Der alte Patagonien-Express
In diesem Zusammenhang ist es erfrischend, so ein Reisebuch zu lesen wie "Der alte Patagonien-Express" von Paul Theroux. Der Roman ist 1979 in den USA erschienen, 1995 in deutscher Sprache bei Hoffmann & Campe. Es gibt sowohl die Taschenbuchausgabe wie auch die gebundene noch antiquarisch zu kaufen, entweder im "Zentralverzeichnis antiquarischer Bücher" (ZVAB) oder bei Booklooker, mit etwas Glück auch bei Ebay oder Amazon.
Reisen als Abenteuer
 Paul Theroux, der Autor, unternimmt eine Reise von Boston durch Nord- und Mittelamerika und dann durch Südamerika bis in den Süden Feuerlands - mit der Eisenbahn. Das ist oft mühselig und langsam, auf langen Strecken und Zwischenaufenthalten unterhält er sich mit den Menschen vor Ort oder mit Mitreisenden, und er lernt dadurch mehr kennen, als es ein Flugreisender je könnte. Seine Erlebnisse schildert er in diesem großartigen Reiseroman, sehr persönlich, mal distanziert, mal ironisch, aber nie von oben herab. Er beharrt darauf, kein Tourist zu sein, sondern sieht diese, die in Gruppen oder allein als Rucksacktouristen reisen, mit kritischer bis ironischer Distanz.
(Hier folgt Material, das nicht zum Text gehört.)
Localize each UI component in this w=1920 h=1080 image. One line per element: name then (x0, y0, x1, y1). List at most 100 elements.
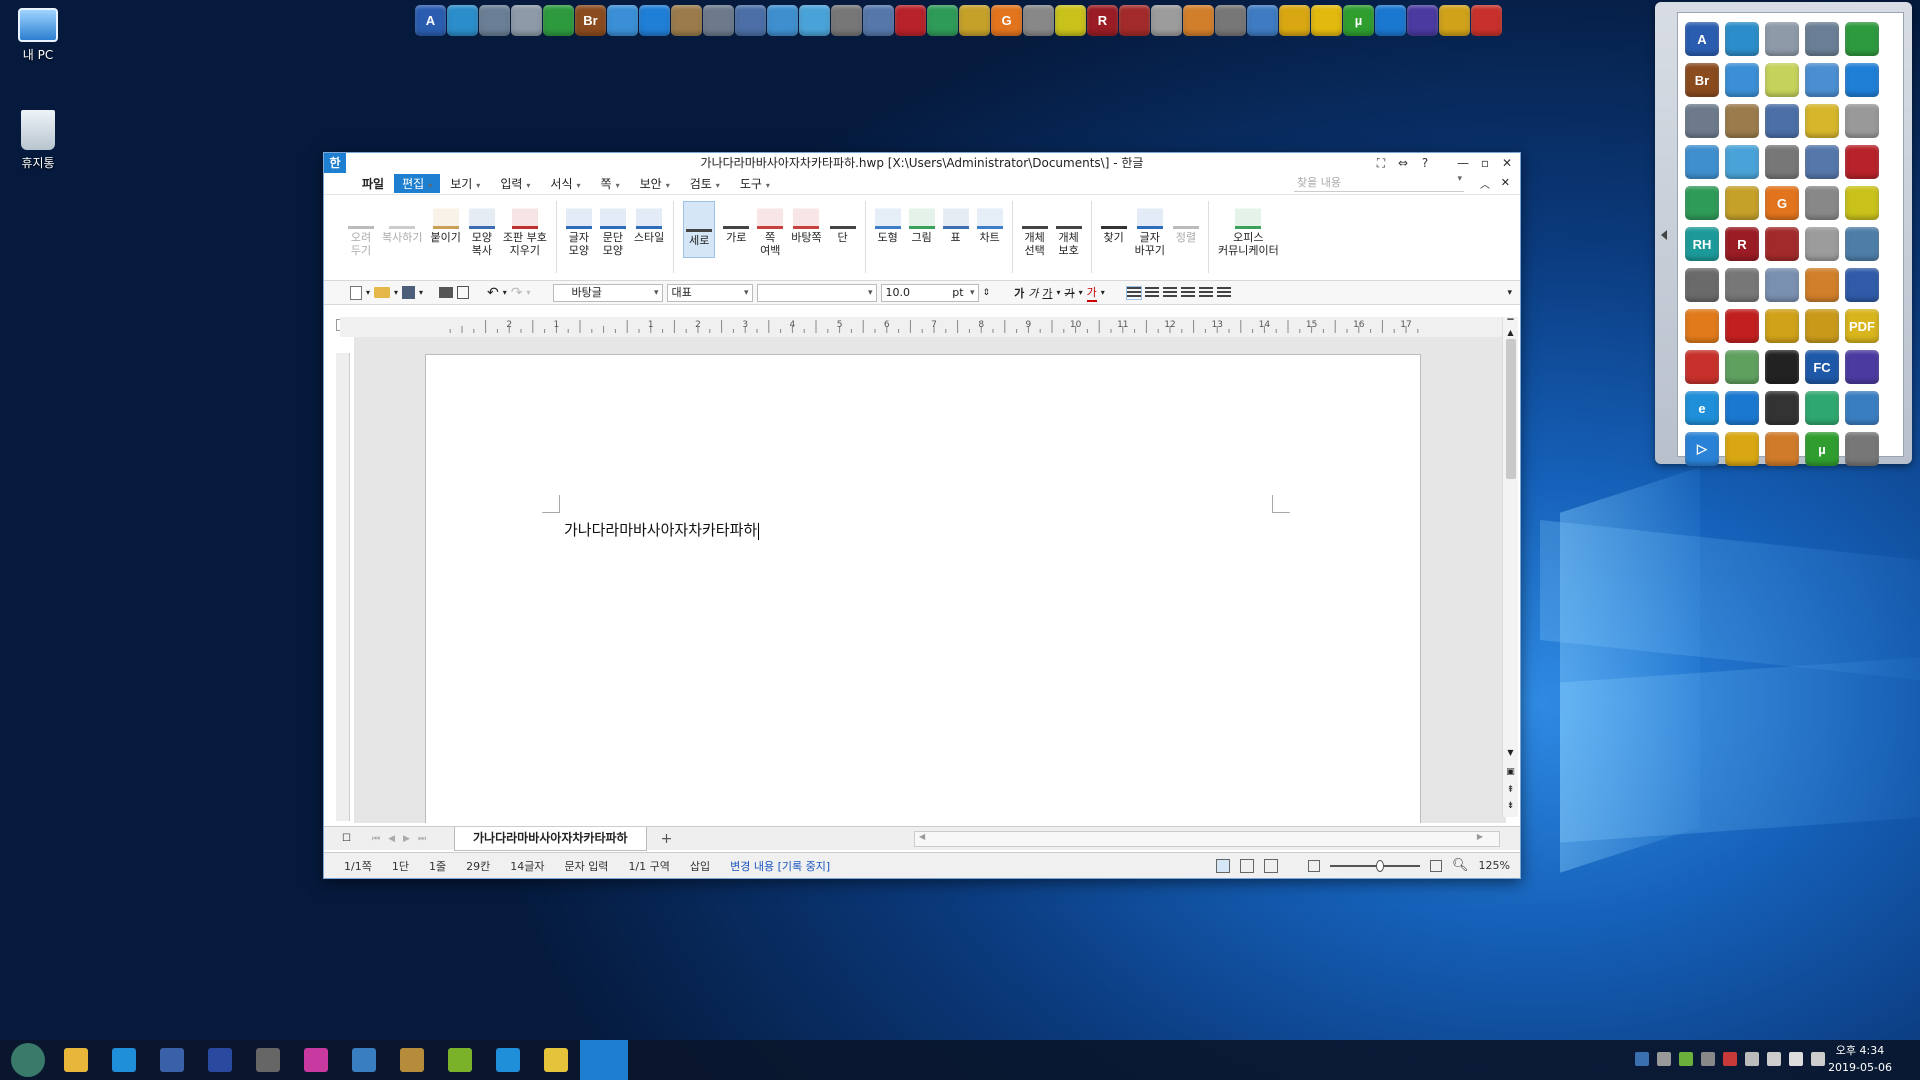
cpu-icon[interactable] (1407, 5, 1438, 36)
chevron-down-icon[interactable]: ▾ (1101, 288, 1105, 297)
font-size-select[interactable]: 10.0 pt (880, 283, 979, 302)
green-disk-icon[interactable] (1845, 22, 1879, 56)
play-icon[interactable]: ▷ (1685, 432, 1719, 466)
book-icon[interactable] (799, 5, 830, 36)
zoom-thumb[interactable] (1375, 859, 1384, 872)
disk-tool-icon[interactable] (1765, 145, 1799, 179)
ribbon-button-sort[interactable]: 정렬 (1172, 201, 1199, 244)
gear-blue-icon[interactable] (1805, 63, 1839, 97)
next-page-icon[interactable]: ⇟ (1503, 801, 1518, 811)
grid-yellow-icon[interactable] (1055, 5, 1086, 36)
box-icon[interactable] (1183, 5, 1214, 36)
status-item[interactable]: 14글자 (500, 858, 554, 874)
ribbon-button-format-painter[interactable]: 모양 복사 (468, 201, 495, 257)
teamviewer-icon[interactable] (1725, 391, 1759, 425)
status-item[interactable]: 삽입 (680, 858, 720, 874)
monitor-icon[interactable] (1765, 350, 1799, 384)
office-tri-icon[interactable] (1471, 5, 1502, 36)
utorrent-icon[interactable]: µ (1805, 432, 1839, 466)
status-item[interactable]: 1/1쪽 (334, 858, 382, 874)
align-distribute-icon[interactable] (1198, 286, 1213, 299)
sun-icon[interactable] (1805, 104, 1839, 138)
chevron-down-icon[interactable]: ▾ (394, 288, 398, 297)
ribbon-button-style[interactable]: 스타일 (634, 201, 664, 244)
font-color-button[interactable]: 가 (1086, 284, 1097, 302)
scroll-thumb[interactable] (1505, 339, 1516, 479)
feather-icon[interactable] (959, 5, 990, 36)
ribbon-button-replace-char[interactable]: 글자 바꾸기 (1135, 201, 1165, 257)
triangle-icon[interactable] (1725, 432, 1759, 466)
page-view-icon[interactable]: ▣ (1503, 767, 1518, 777)
book-icon[interactable] (1725, 145, 1759, 179)
drive-icon[interactable] (511, 5, 542, 36)
taskbar-r[interactable] (388, 1040, 436, 1080)
underline-button[interactable]: 가 (1042, 285, 1052, 301)
chevron-down-icon[interactable]: ▾ (419, 288, 423, 297)
desktop-icon-recycle-bin[interactable]: 휴지통 (0, 110, 76, 171)
trash-icon[interactable] (1845, 432, 1879, 466)
maximize-button[interactable]: ▫ (1478, 153, 1492, 173)
hdd-icon[interactable] (1685, 268, 1719, 302)
pen-icon[interactable] (1685, 145, 1719, 179)
usb-icon[interactable] (1215, 5, 1246, 36)
ribbon-button-portrait[interactable]: 세로 (683, 201, 716, 258)
pdf-icon[interactable]: PDF (1845, 309, 1879, 343)
chevron-down-icon[interactable]: ▾ (1056, 288, 1060, 297)
ribbon-button-picture[interactable]: 그림 (908, 201, 935, 244)
taskbar-monitor[interactable] (340, 1040, 388, 1080)
undo-icon[interactable]: ↶ (487, 285, 499, 301)
ie-icon[interactable]: e (1685, 391, 1719, 425)
ribbon-button-landscape[interactable]: 가로 (723, 201, 750, 244)
scroll-left-icon[interactable]: ◀ (919, 832, 925, 841)
ribbon-button-char-shape[interactable]: 글자 모양 (565, 201, 592, 257)
globe-frame-icon[interactable] (447, 5, 478, 36)
style-select[interactable]: 바탕글 (552, 283, 663, 302)
chevron-down-icon[interactable]: ▾ (1457, 174, 1462, 184)
rh-icon[interactable]: RH (1685, 227, 1719, 261)
prev-page-icon[interactable]: ⇞ (1503, 785, 1518, 795)
taskbar-file-explorer[interactable] (52, 1040, 100, 1080)
globe-frame-icon[interactable] (1725, 22, 1759, 56)
status-item[interactable]: 29칸 (456, 858, 500, 874)
usb-icon[interactable] (1725, 268, 1759, 302)
pen-icon[interactable] (767, 5, 798, 36)
memory-icon[interactable] (1765, 391, 1799, 425)
usb-stick-icon[interactable] (1845, 104, 1879, 138)
bold-button[interactable]: 가 (1014, 285, 1024, 301)
network-icon[interactable] (735, 5, 766, 36)
italic-button[interactable]: 가 (1028, 285, 1038, 301)
close-button[interactable]: ✕ (1500, 153, 1514, 173)
tab-nav-arrows[interactable]: ⏮◀▶⏭ (372, 834, 434, 844)
feather-icon[interactable] (1765, 63, 1799, 97)
align-center-icon[interactable] (1162, 286, 1177, 299)
menu-8[interactable]: 도구 ▾ (730, 175, 780, 192)
floppy-icon[interactable] (1845, 268, 1879, 302)
zoom-slider[interactable] (1330, 859, 1421, 872)
panels-icon[interactable] (1805, 391, 1839, 425)
search-input[interactable]: 찾을 내용 ▾ (1294, 174, 1464, 192)
clock[interactable]: 오후 4:34 2019-05-06 (1828, 1042, 1892, 1076)
green-disk-icon[interactable] (543, 5, 574, 36)
disc-icon[interactable] (1805, 227, 1839, 261)
utorrent-icon[interactable]: µ (1343, 5, 1374, 36)
close-doc-icon[interactable]: ✕ (1501, 176, 1510, 189)
remote-icon[interactable] (1845, 391, 1879, 425)
office-tri-icon[interactable] (1685, 350, 1719, 384)
grid-yellow-icon[interactable] (1845, 186, 1879, 220)
network-tray-icon[interactable] (1657, 1052, 1671, 1066)
stack-icon[interactable] (1685, 104, 1719, 138)
keyboard-icon[interactable] (1635, 1052, 1649, 1066)
ribbon-button-communicator[interactable]: 오피스 커뮤니케이터 (1218, 201, 1279, 257)
menu-2[interactable]: 보기 ▾ (440, 175, 490, 192)
minimize-button[interactable]: — (1456, 153, 1470, 173)
taskbar-qr[interactable] (196, 1040, 244, 1080)
blocks-icon[interactable] (1725, 63, 1759, 97)
status-item[interactable]: 문자 입력 (554, 858, 618, 874)
ribbon-button-copy[interactable]: 복사하기 (382, 201, 422, 244)
ribbon-button-table[interactable]: 표 (942, 201, 969, 244)
new-doc-icon[interactable] (350, 285, 362, 300)
align-split-icon[interactable] (1216, 286, 1231, 299)
drive-icon[interactable] (1765, 22, 1799, 56)
cpu-icon[interactable] (1845, 350, 1879, 384)
ribbon-button-chart[interactable]: 차트 (976, 201, 1003, 244)
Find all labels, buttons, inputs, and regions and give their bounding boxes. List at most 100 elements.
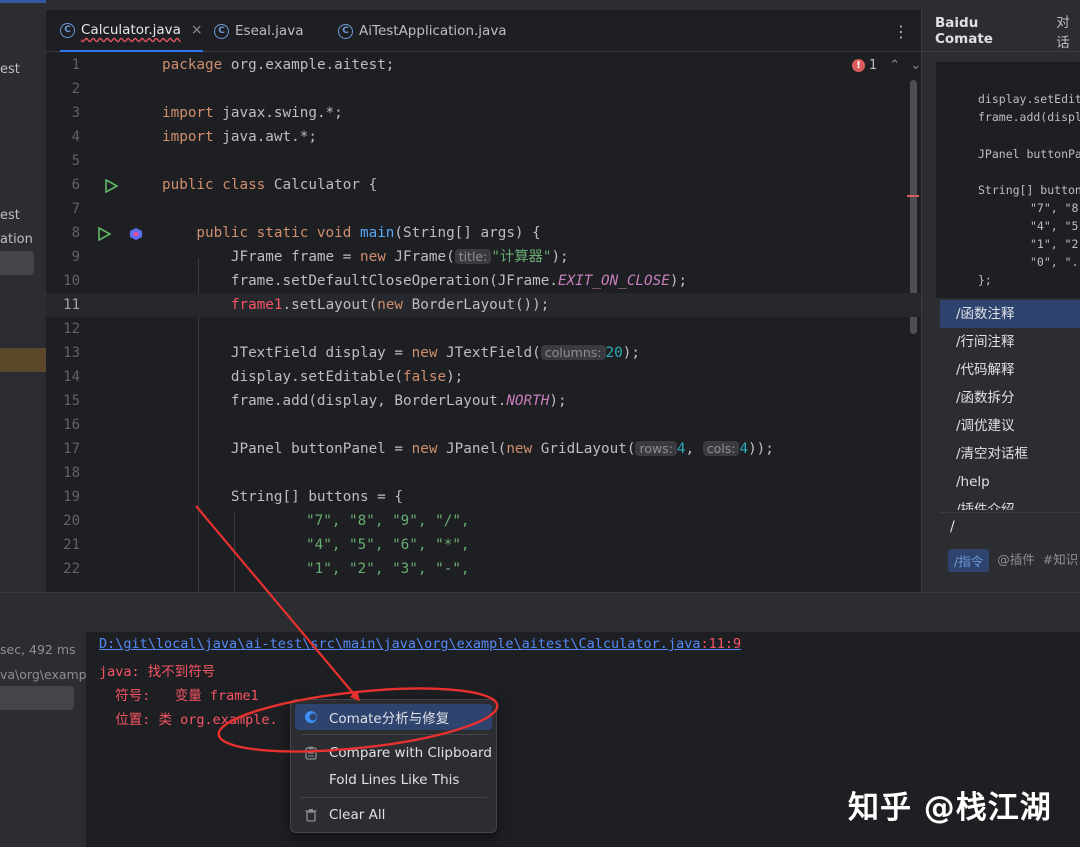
project-item[interactable]: est (0, 208, 20, 223)
close-icon[interactable]: × (191, 22, 203, 38)
code-line[interactable]: display.setEditable(false); (162, 365, 463, 389)
menu-item-fold-lines[interactable]: Fold Lines Like This (295, 767, 492, 793)
project-item[interactable]: ation (0, 232, 33, 247)
code-line[interactable]: "4", "5", "6", "*", (306, 533, 470, 557)
code-line[interactable]: JTextField display = new JTextField(colu… (162, 341, 640, 365)
line-number: 16 (63, 417, 80, 433)
line-number: 8 (71, 225, 80, 241)
line-number: 6 (71, 177, 80, 193)
code-snippet-line: }; (978, 273, 992, 287)
code-line[interactable]: JFrame frame = new JFrame(title: "计算器"); (162, 245, 569, 269)
tab-chat[interactable]: 对话 (1056, 11, 1080, 51)
code-snippet-line: frame.add(displa (978, 110, 1080, 124)
project-panel[interactable]: est est ation (0, 10, 46, 592)
param-hint: rows: (635, 441, 677, 456)
command-clear-dialog[interactable]: /清空对话框 (940, 440, 1080, 468)
code-line[interactable]: import java.awt.*; (162, 125, 317, 149)
line-number: 12 (63, 321, 80, 337)
trash-icon (303, 807, 319, 823)
command-plugin-intro[interactable]: /插件介绍 (940, 496, 1080, 510)
current-line: 11 frame1.setLayout(new BorderLayout()); (46, 293, 921, 317)
chip-knowledge[interactable]: #知识 (1043, 549, 1078, 572)
code-line[interactable]: package org.example.aitest; (162, 53, 394, 77)
line-number: 19 (63, 489, 80, 505)
context-menu: Comate分析与修复 Compare with Clipboard Fold … (290, 699, 497, 833)
line-number: 17 (63, 441, 80, 457)
line-number: 11 (63, 297, 80, 313)
menu-item-label: Comate分析与修复 (329, 711, 450, 727)
chip-plugin[interactable]: @插件 (997, 549, 1035, 572)
error-file-link[interactable]: D:\git\local\java\ai-test\src\main\java\… (99, 636, 741, 652)
editor-tab-bar: C Calculator.java × C Eseal.java C AiTes… (46, 10, 921, 52)
code-snippet-line: "0", "." (1030, 255, 1080, 269)
tab-aitestapplication[interactable]: C AiTestApplication.java (338, 10, 507, 52)
line-number: 3 (71, 105, 80, 121)
menu-item-comate-fix[interactable]: Comate分析与修复 (295, 704, 492, 730)
param-hint: columns: (540, 345, 606, 360)
line-number: 15 (63, 393, 80, 409)
command-help[interactable]: /help (940, 468, 1080, 496)
command-inline-comment[interactable]: /行间注释 (940, 328, 1080, 356)
menu-item-clear-all[interactable]: Clear All (295, 802, 492, 828)
command-function-comment[interactable]: /函数注释 (940, 300, 1080, 328)
chat-input[interactable]: / /指令 @插件 #知识 (940, 512, 1080, 592)
more-icon[interactable]: ⋮ (893, 22, 909, 41)
tab-label: Eseal.java (235, 23, 304, 39)
line-number: 10 (63, 273, 80, 289)
code-snippet-line: String[] buttons (978, 183, 1080, 197)
command-code-explain[interactable]: /代码解释 (940, 356, 1080, 384)
line-number: 9 (71, 249, 80, 265)
code-line[interactable]: String[] buttons = { (162, 485, 403, 509)
comate-tabs: Baidu Comate 对话 (922, 10, 1080, 52)
code-line[interactable]: frame1.setLayout(new BorderLayout()); (162, 293, 550, 317)
line-number: 1 (71, 57, 80, 73)
project-highlight (0, 348, 46, 372)
menu-item-compare-clipboard[interactable]: Compare with Clipboard (295, 740, 492, 766)
tab-label: AiTestApplication.java (359, 23, 507, 39)
project-selection[interactable] (0, 251, 34, 275)
code-line[interactable]: JPanel buttonPanel = new JPanel(new Grid… (162, 437, 774, 461)
menu-separator (301, 797, 487, 798)
code-editor[interactable]: ! 1 ⌃ ⌄ 1 package org.example.aitest; 2 3… (46, 52, 921, 592)
tab-calculator[interactable]: C Calculator.java × (60, 10, 203, 52)
build-time: sec, 492 ms (0, 642, 76, 657)
menu-separator (301, 734, 487, 735)
line-number: 20 (63, 513, 80, 529)
tab-label: Calculator.java (81, 22, 181, 38)
command-function-split[interactable]: /函数拆分 (940, 384, 1080, 412)
chat-input-value[interactable]: / (950, 519, 955, 535)
unresolved-symbol: frame1 (230, 297, 283, 313)
code-line[interactable]: frame.add(display, BorderLayout.NORTH); (162, 389, 567, 413)
console-line: 位置: 类 org.example. (99, 712, 278, 728)
code-line[interactable]: "7", "8", "9", "/", (306, 509, 470, 533)
code-snippet-line: "7", "8" (1030, 201, 1080, 215)
chip-command[interactable]: /指令 (948, 549, 990, 572)
tab-baidu-comate[interactable]: Baidu Comate (935, 15, 1028, 47)
code-line[interactable]: import javax.swing.*; (162, 101, 343, 125)
line-number: 2 (71, 81, 80, 97)
line-number: 4 (71, 129, 80, 145)
build-path[interactable]: va\org\exampl (0, 667, 86, 682)
code-line[interactable]: frame.setDefaultCloseOperation(JFrame.EX… (162, 269, 687, 293)
menu-item-label: Fold Lines Like This (329, 772, 460, 788)
code-snippet-line: "4", "5" (1030, 219, 1080, 233)
strip-accent (0, 0, 46, 3)
tab-eseal[interactable]: C Eseal.java (214, 10, 303, 52)
code-line[interactable]: public class Calculator { (162, 173, 377, 197)
param-hint: title: (454, 249, 492, 264)
project-item[interactable]: est (0, 62, 20, 77)
build-tree[interactable]: sec, 492 ms va\org\exampl (0, 632, 86, 847)
class-icon: C (60, 22, 75, 38)
class-icon: C (338, 23, 353, 39)
code-line[interactable]: "1", "2", "3", "-", (306, 557, 470, 581)
command-tuning-suggest[interactable]: /调优建议 (940, 412, 1080, 440)
tool-window-header (0, 592, 1080, 632)
param-hint: cols: (702, 441, 740, 456)
code-line[interactable]: public static void main(String[] args) { (162, 221, 540, 245)
comate-icon (303, 709, 319, 725)
input-chips: /指令 @插件 #知识 (948, 549, 1078, 572)
line-number: 22 (63, 561, 80, 577)
code-snippet-line: "1", "2" (1030, 237, 1080, 251)
build-selection[interactable] (0, 686, 74, 710)
line-number: 21 (63, 537, 80, 553)
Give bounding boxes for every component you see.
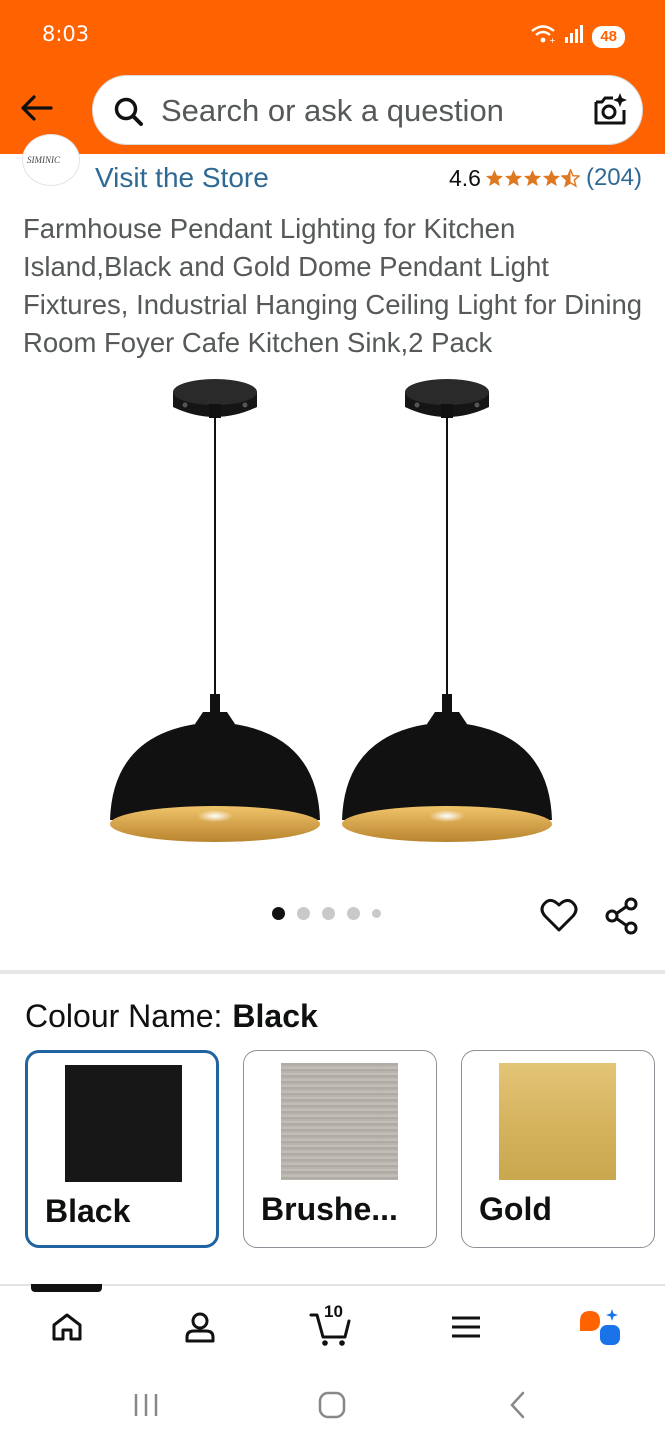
search-bar[interactable]: Search or ask a question <box>92 75 643 145</box>
wishlist-heart-icon[interactable] <box>540 897 578 938</box>
store-logo[interactable]: SIMINIC <box>22 134 80 186</box>
top-bar: Search or ask a question <box>0 70 665 154</box>
menu-icon[interactable] <box>441 1304 491 1350</box>
colour-option-black[interactable]: Black <box>25 1050 219 1248</box>
cart-count-badge: 10 <box>324 1302 343 1321</box>
swatch-image <box>65 1065 182 1182</box>
colour-option-gold[interactable]: Gold <box>461 1050 655 1248</box>
star-rating <box>485 168 580 188</box>
back-button[interactable] <box>16 88 56 128</box>
svg-text:+: + <box>549 36 556 44</box>
star-icon <box>504 169 523 186</box>
wifi-icon: + <box>530 24 556 49</box>
half-star-icon <box>560 168 580 188</box>
colour-option-brushed[interactable]: Brushe... <box>243 1050 437 1248</box>
search-input[interactable]: Search or ask a question <box>161 93 504 129</box>
carousel-dot[interactable] <box>272 907 285 920</box>
rufus-icon[interactable] <box>574 1304 624 1350</box>
visit-store-link[interactable]: Visit the Store <box>95 162 269 194</box>
section-divider <box>0 970 665 974</box>
colour-selected-value: Black <box>232 998 318 1034</box>
recent-apps-icon[interactable] <box>126 1388 166 1422</box>
colour-label: Colour Name: Black <box>25 998 318 1035</box>
store-logo-text: SIMINIC <box>27 155 60 165</box>
colour-label-text: Colour Name: <box>25 998 223 1034</box>
status-icons: + 48 <box>530 24 625 49</box>
swatch-label: Brushe... <box>261 1191 398 1227</box>
home-icon[interactable] <box>42 1304 92 1350</box>
arrow-left-icon <box>21 95 53 121</box>
pendant-light-left <box>110 379 320 842</box>
carousel-dot[interactable] <box>322 907 335 920</box>
swatch-label: Black <box>45 1193 131 1229</box>
star-icon <box>542 169 561 186</box>
home-button-icon[interactable] <box>312 1388 352 1422</box>
bottom-nav: 10 <box>0 1290 665 1360</box>
carousel-dot[interactable] <box>347 907 360 920</box>
rating-count[interactable]: (204) <box>586 164 642 192</box>
product-title: Farmhouse Pendant Lighting for Kitchen I… <box>23 213 643 358</box>
rating-summary[interactable]: 4.6 (204) <box>449 164 642 192</box>
signal-icon <box>564 25 584 48</box>
image-carousel-dots[interactable] <box>272 907 381 920</box>
swatch-image <box>499 1063 616 1180</box>
camera-sparkle-icon[interactable] <box>592 92 628 133</box>
carousel-dot[interactable] <box>372 909 381 918</box>
pendant-light-right <box>342 379 552 842</box>
search-icon <box>113 96 145 133</box>
star-icon <box>523 169 542 186</box>
status-time: 8:03 <box>42 22 90 46</box>
product-image[interactable] <box>85 372 580 852</box>
cart-icon[interactable]: 10 <box>306 1302 356 1350</box>
battery-icon: 48 <box>592 25 625 48</box>
swatch-label: Gold <box>479 1191 552 1227</box>
status-bar: 8:03 + 48 <box>0 0 665 70</box>
star-icon <box>485 169 504 186</box>
account-icon[interactable] <box>175 1304 225 1350</box>
rating-value: 4.6 <box>448 164 481 191</box>
system-nav <box>0 1370 665 1440</box>
back-button-icon[interactable] <box>498 1388 538 1422</box>
swatch-image <box>281 1063 398 1180</box>
store-row: SIMINIC Visit the Store 4.6 (204) <box>0 134 665 200</box>
share-icon[interactable] <box>604 897 640 940</box>
carousel-dot[interactable] <box>297 907 310 920</box>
Seine einzigen festen Begleiter sind Bücher, meist amerikanische Literatur, denn es gibt Zeiten, da kann er nichts anderes tun als warten, oft tagelang, und lesen. Als bekannter Autor wird er häufig zu Lesungen und Vorträgen eingeladen. Ich habe das Buch mit Vergnügen und Gewinn gelesen, und ich erinnere mich an solche Höhepunkte wie den Besuch bei einem Bestatter und Einbalsamierer in Panama, nachdem er gerade Poes "Arthur Gordon Pym" gelesen hat, oder eine Zugfahrt in den Zentralanden, wo er eindringlich die Folgen einer Höhenkrankheit schildert. Armut in Ecuador, Indios in Peru - über jedes besuchte Land erfahren wir Neues, plastisch Geschildertes. Ein Höhepunkt, wenn nicht der Höhepunkt schlechthin, ist das Zusammentreffen mit Jorge Luis Borges in Argentinien. Das ist das Wichtigste - immer wieder begegnet er Menschen, meist ungewöhnlichen Charakteren, die einem aber gerade deswegen im Gedächtnis bleiben. Die Schilderungen wecken Fernweh - und den Wunsch, mal nicht im "Reisepaket", sondern als Individuum zu reisen, so wie Theroux.